Permukiman melayu tersebut yaitu di Siang, Bori Appa, Pangkajene (1540), Manggallekana, Somba Opu (1561), Salajo, Samrobone, Takalar (1600), Pancana, Tanate (1600), Kaluku Bodoa, Tallo (1632), Kampung Melayu, Makasar (1705) dan Pulau Sabutung (1709).

Paparan terakhir oleh Anastasia dari FISIP Universitas Maritim Raja Ali Haji Kepulauan Riau, diisi dengan menyampaian tentang jejak sejarah melayu di Sumatera dalam bingkai Indonesia. Menurutnya, berbagai produk budaya Melayu telah banyak mempengaruhi kehidupan masyarakat Indonesia hingga saat ini, baik itu kuliner, seni, sastra, tradisi, pengobatan, maupun berbagai bangunan cagar budaya. “Tidak hanya itu, bahasa Melayu kini juga telah memberikan sumbangan besar dalam terbentuknya bahasa Indonesia,” jelasnya.

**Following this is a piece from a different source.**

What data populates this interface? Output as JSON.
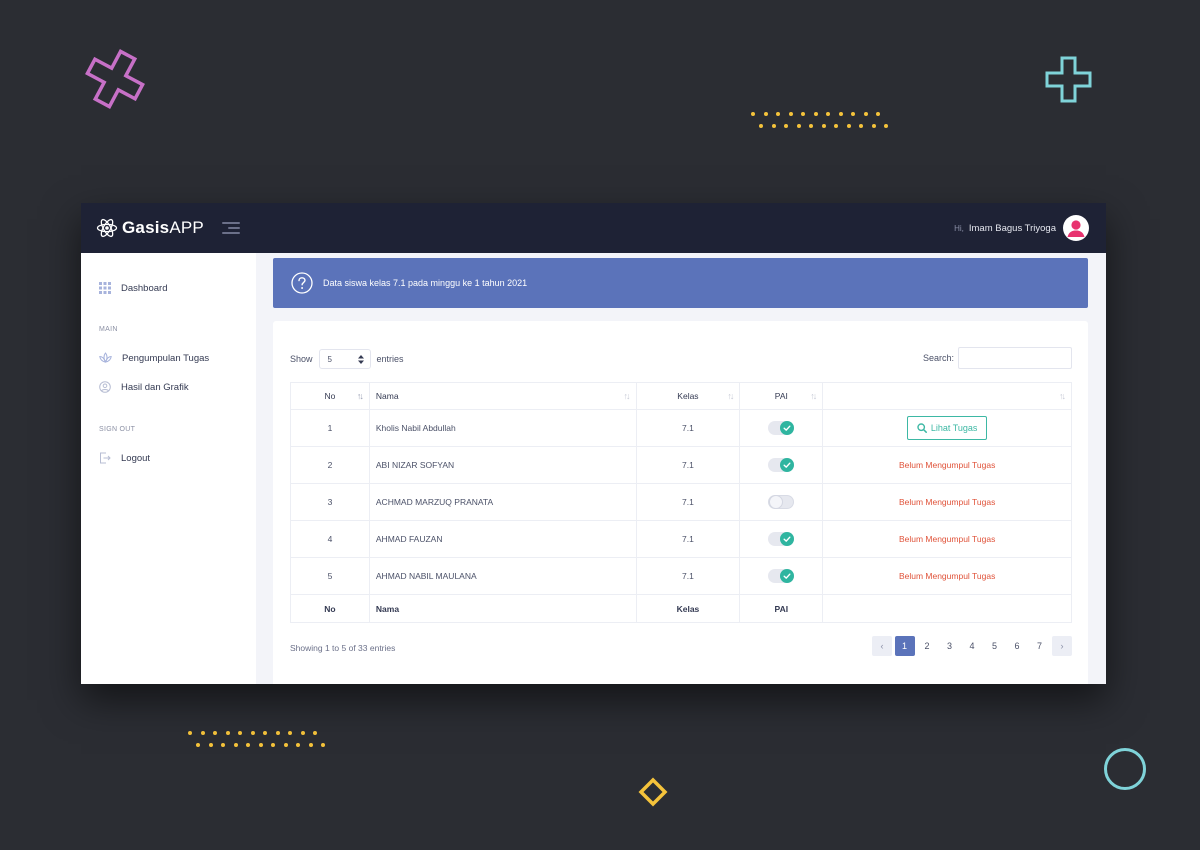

Sebagai bagian wilayah sebuah jaringan benang merah dengan kerajaan-kerajaan yang berada di semenanjung Malaya, termasuk Singapura, pantai timur sumatera, pantai-pantai kalimantan, dari Brunai ke arah barat hingga Banjarmasin dan Riau Lingga. Kerajaan ini sebagian sudah mati dan sebagian masih bertahan dan sekarang terbagi dalam lima negara yaitu Indonesia, Malaysia, Singapura, Brunai dan Thailand.

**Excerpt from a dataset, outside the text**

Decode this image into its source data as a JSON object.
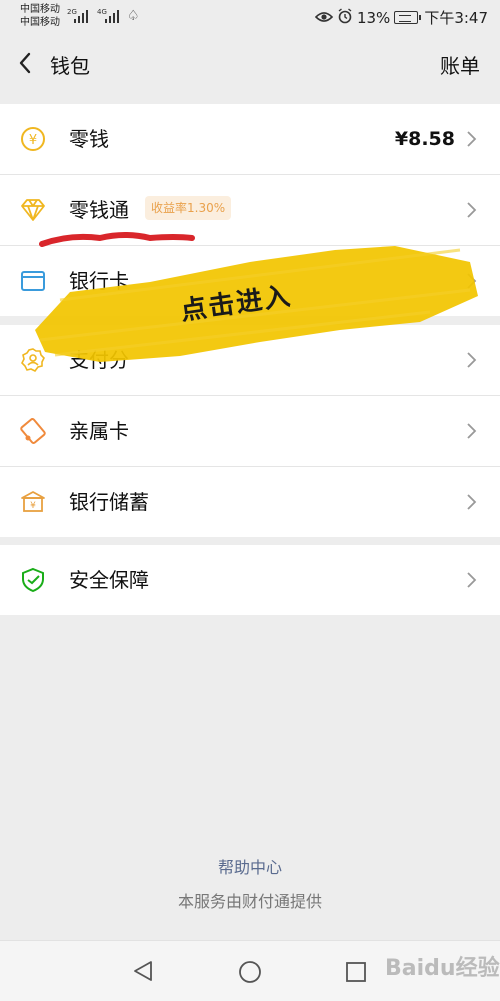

Ras melayu polinesia terdiri dari banyak suku bangsa atau suku dalam konteks rumpun bangsa besar. Indonesia merupakan sebuah masyarakat majemuk (plural siciety) yaitu masyarakat yang terdiri dari berbagai suku bangsa yang disatukan oleh sistem nasional menjadi sebuah bangsa negara.

Pada masa kini terdapat kecenderungan terutama sesama melayu menyebut dirinya sebagai seseorang yang berada di wilayah administrasi tertentu, seperti melayu kampar, melayu siak, melayu kepulauan Riau dan sebagainya. Anastasia mengungkap, warisan sejarah melayu di antaranya kuliner, seni, wastra, bahasa, tradisi, pengobatan, cagar budaya, dan lainnya.

Semboyan nasional bhinneka tunggal ika secara resmi diterjemahkan sebagai persatuan dalam keragaman. Pandangan resmi pemerintah bahwa meskipun Indonesia adalah tunggal negara terdiri dari berbagai suku bangsa yang berbeda. Suku tersebut seperti suku jawa, minangkabau, batak, bugis, melayu, dan lainnya. Keragaman etnis diterima sebagai fakta historis di mana kesatuan politis bersumber.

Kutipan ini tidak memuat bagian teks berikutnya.